Last week Mr Putin did an arms deal with Syria, agreeing to sell it Strelets short-range anti-aircraft missile systems. This cosying-up of the Kremlin to Damascus came just as America was moving in the opposite direction, recalling its ambassador to Washington for consultations. America had also received the news — which sounded far more menacing than it actually was — that Syria and Iran would formalise a united front against possible attacks from the American coalition. Mr Bush was scrupulous in Brussels to spell out that any action against Syria or Iran was still in the early diplomatic stages: for months, analysts in Washington and those advising the administration have said that for America to mount an attack on Iran or Syria would require, to start with, the reintroduction of the draft. A cold war of sorts is now likely to break out between America and the Syrian-Iranian axis, but it is one which, like its great predecessor, seems certain also to involve the Russians.

Mr Putin’s other interference in the Middle East last week was, to make matters worse, directed at Iran. At a time when the Americans are convinced that Iran has something rather unsavoury to hide in its nuclear programme, Russia has agreed to supply nuclear fuel to Iran. It hardly appeared coincidental that, in the space of a few days, Russia should so profoundly disoblige America by giving such potentially dangerous support to its two most hated opponents in the Middle East. It seems likely that Mr Putin is doing this not because of any principled disagreement over American policy in Iraq — on that, as on most other things, he has his price — but because he wishes to flex muscles against the superpower that, he was well aware, was coming to Europe to tell him off. Certainly, in becoming involved with Syria and Iran, Putin is cutting off his nose to spite his face. More significantly, he has raised tensions between his country and America to a level not seen since the end of the Cold War, with attendant dangers for international security.

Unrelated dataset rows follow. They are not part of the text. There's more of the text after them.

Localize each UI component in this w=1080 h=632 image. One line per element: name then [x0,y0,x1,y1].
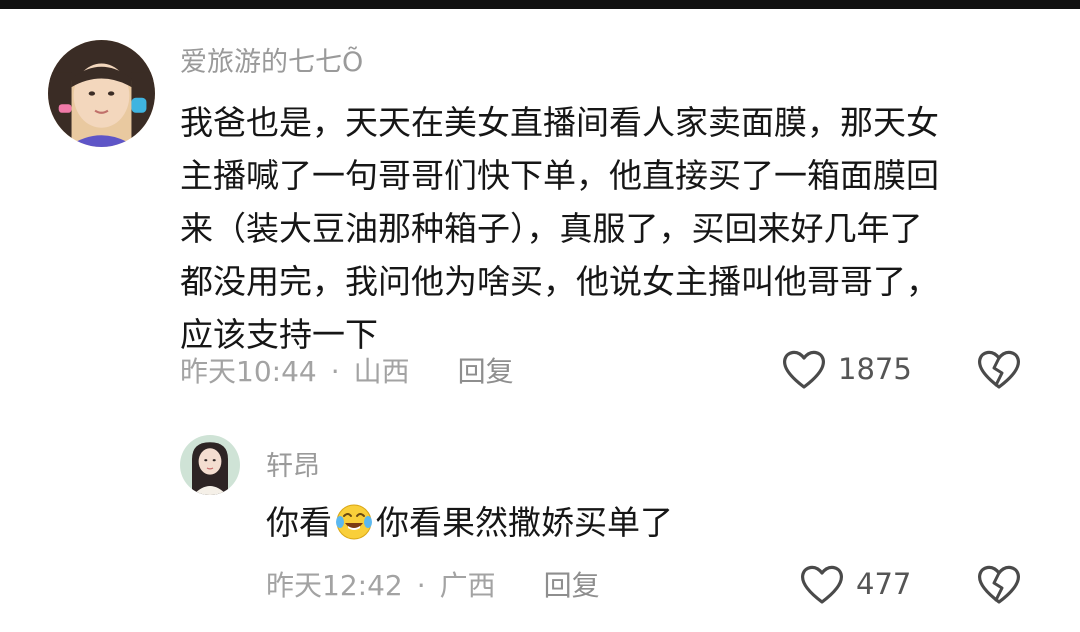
comment-username[interactable]: 爱旅游的七七Õ [180,49,363,76]
dislike-button[interactable] [975,562,1023,610]
comment-meta: 昨天10:44 · 山西 回复 [180,358,514,386]
content-line: 我爸也是，天天在美女直播间看人家卖面膜，那天女 [180,103,939,142]
comment-username[interactable]: 轩昂 [266,453,320,480]
content-line: 来（装大豆油那种箱子），真服了，买回来好几年了 [180,209,923,248]
dislike-button[interactable] [975,347,1023,395]
crying-laughing-emoji-icon [336,504,372,540]
broken-heart-icon [977,565,1021,604]
content-line: 都没用完，我问他为啥买，他说女主播叫他哥哥了， [180,262,939,301]
avatar[interactable] [48,40,155,147]
reply-button[interactable]: 回复 [544,569,600,602]
broken-heart-icon [977,350,1021,389]
separator: · [330,355,340,388]
like-count: 477 [856,566,912,601]
comment-location: 广西 [439,569,496,602]
comment-time: 昨天12:42 [266,569,403,602]
like-count: 1875 [838,351,912,386]
comment-content: 你看 你看果然撒娇买单了 [266,496,673,549]
user-avatar-icon [48,40,155,147]
comment-content: 我爸也是，天天在美女直播间看人家卖面膜，那天女 主播喊了一句哥哥们快下单，他直接… [180,96,939,361]
like-button[interactable]: 1875 [780,347,912,391]
status-bar-edge [0,0,1080,9]
content-text: 你看果然撒娇买单了 [376,503,673,542]
separator: · [416,569,426,602]
content-text: 你看 [266,503,332,542]
user-avatar-icon [180,435,240,495]
avatar[interactable] [180,435,240,495]
comment-time: 昨天10:44 [180,355,317,388]
comment-location: 山西 [353,355,410,388]
comment-meta: 昨天12:42 · 广西 回复 [266,572,600,600]
like-button[interactable]: 477 [798,562,911,606]
content-line: 主播喊了一句哥哥们快下单，他直接买了一箱面膜回 [180,156,939,195]
heart-outline-icon [800,565,844,604]
reply-button[interactable]: 回复 [458,355,514,388]
heart-outline-icon [782,350,826,389]
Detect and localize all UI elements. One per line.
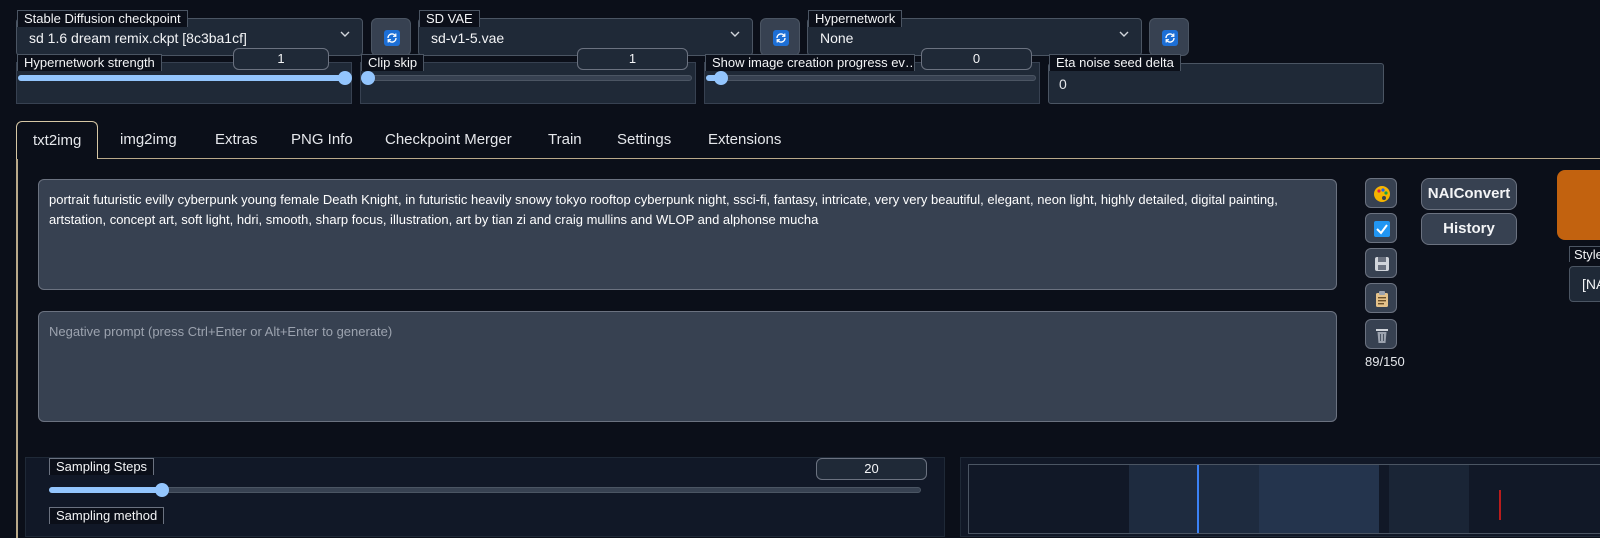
preview-image [969, 465, 1600, 533]
sampling-steps-thumb[interactable] [155, 483, 169, 497]
tab-checkpoint-merger[interactable]: Checkpoint Merger [385, 121, 512, 159]
tab-img2img[interactable]: img2img [120, 121, 177, 159]
prompt-textarea[interactable]: portrait futuristic evilly cyberpunk you… [38, 179, 1337, 290]
hypernetwork-strength-label: Hypernetwork strength [17, 54, 162, 71]
tab-extensions[interactable]: Extensions [708, 121, 781, 159]
clip-skip-label: Clip skip [361, 54, 425, 71]
save-icon [1375, 257, 1389, 271]
styles-value: [NA [1582, 276, 1600, 292]
negative-prompt-textarea[interactable]: Negative prompt (press Ctrl+Enter or Alt… [38, 311, 1337, 422]
clear-prompt-button[interactable] [1365, 319, 1397, 349]
sampling-steps-label: Sampling Steps [49, 458, 155, 475]
sampling-steps-track[interactable] [49, 487, 921, 493]
clip-skip-thumb[interactable] [361, 71, 375, 85]
hypernetwork-strength-thumb[interactable] [338, 71, 352, 85]
clip-skip-track[interactable] [362, 75, 692, 81]
refresh-icon [384, 30, 400, 46]
chevron-down-icon [340, 31, 350, 37]
styles-dropdown[interactable]: [NA [1569, 266, 1600, 302]
save-style-button[interactable] [1365, 248, 1397, 278]
checkpoint-value: sd 1.6 dream remix.ckpt [8c3ba1cf] [29, 30, 247, 46]
vae-label: SD VAE [419, 10, 480, 27]
eta-noise-value: 0 [1059, 76, 1067, 92]
progress-thumb[interactable] [714, 71, 728, 85]
trash-icon [1376, 329, 1388, 343]
checkpoint-label: Stable Diffusion checkpoint [17, 10, 188, 27]
naiconvert-button[interactable]: NAIConvert [1421, 178, 1517, 210]
hypernetwork-strength-fill [18, 75, 343, 81]
hypernetwork-refresh-button[interactable] [1149, 18, 1189, 56]
sampling-method-label: Sampling method [49, 507, 165, 524]
styles-label: Style [1569, 246, 1600, 262]
sampling-steps-input[interactable]: 20 [816, 458, 927, 480]
hypernetwork-value: None [820, 30, 854, 46]
progress-input[interactable]: 0 [921, 48, 1032, 70]
palette-icon [1374, 186, 1390, 202]
tab-extras[interactable]: Extras [215, 121, 258, 159]
vae-value: sd-v1-5.vae [431, 30, 505, 46]
checkbox-icon [1374, 221, 1390, 237]
token-counter: 89/150 [1365, 354, 1405, 369]
checkbox-button[interactable] [1365, 213, 1397, 243]
clip-skip-input[interactable]: 1 [577, 48, 688, 70]
clipboard-icon [1376, 291, 1388, 307]
history-button[interactable]: History [1421, 213, 1517, 245]
refresh-icon [773, 30, 789, 46]
hypernetwork-strength-input[interactable]: 1 [233, 48, 329, 70]
image-preview [968, 464, 1600, 534]
progress-label: Show image creation progress ev… [705, 54, 915, 71]
generate-button[interactable] [1557, 170, 1600, 240]
refresh-icon [1162, 30, 1178, 46]
tab-train[interactable]: Train [548, 121, 582, 159]
tab-png-info[interactable]: PNG Info [291, 121, 353, 159]
checkpoint-refresh-button[interactable] [371, 18, 411, 56]
progress-track[interactable] [706, 75, 1036, 81]
style-palette-button[interactable] [1365, 178, 1397, 208]
tab-txt2img[interactable]: txt2img [16, 121, 99, 159]
hypernetwork-label: Hypernetwork [808, 10, 903, 27]
chevron-down-icon [1119, 31, 1129, 37]
sampling-steps-fill [49, 487, 162, 493]
vae-refresh-button[interactable] [760, 18, 800, 56]
tab-settings[interactable]: Settings [617, 121, 671, 159]
paste-button[interactable] [1365, 283, 1397, 313]
sampling-panel [25, 457, 945, 537]
eta-noise-label: Eta noise seed delta [1049, 54, 1181, 71]
chevron-down-icon [730, 31, 740, 37]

So Mr Bush, who thought he had quite enough on his plate in dealing with problems in the Middle East, now has to open up a second front. That, and not events in the Levant, is the real significance of his jaunt this week. Putin is not merely giving Bush cause to imagine that Russia has set up Syria and Iran as, to some extent, its proxies in that region. The Russian leader is breaking what was considered to be the concordat about terrorism between the two powers. America had the problems of al-Qa’eda, Russia had the problems of Chechnya, and both were supposedly united in the fight against such elements. Now, apparently provoked by what he imagined to be American interference in Ukraine to remove Russian influence there, and fearing something similar in the frozen banana republic of Belarus, Putin is doing deals with the sponsors of terrorism largely to get his own back on America.

Europeans might feel they simply had the luxury of watching all this from the convenience of their ringside seats, while the world’s most important man was on their territory this week. However, Putin’s Russia now directly abuts the EU, and his spies, agents, bribers and corrupters are notably at work in the very Baltic states that adjoin him, but are now part of our community. Now that he is dealing with Syria and Iran he becomes more dangerous to us: and never more dangerous than when he feels outmanoeuvred or impotent. The Bratislava meeting may well not have resolved anything. It is likely to be the first in an agonising chain of negotiations, threats and standoffs that, in the short to medium term, may see Russia retreating further back into autocracy, illiberalism and repression. In such a state, the men in dark glasses who pull the strings in Syria, or the mullahs of Iran, are suitable bedfellows. But such an axis should terrify the West and, given a little more time, it almost certainly will.

Simon Heffer is a columnist on the Daily Mail.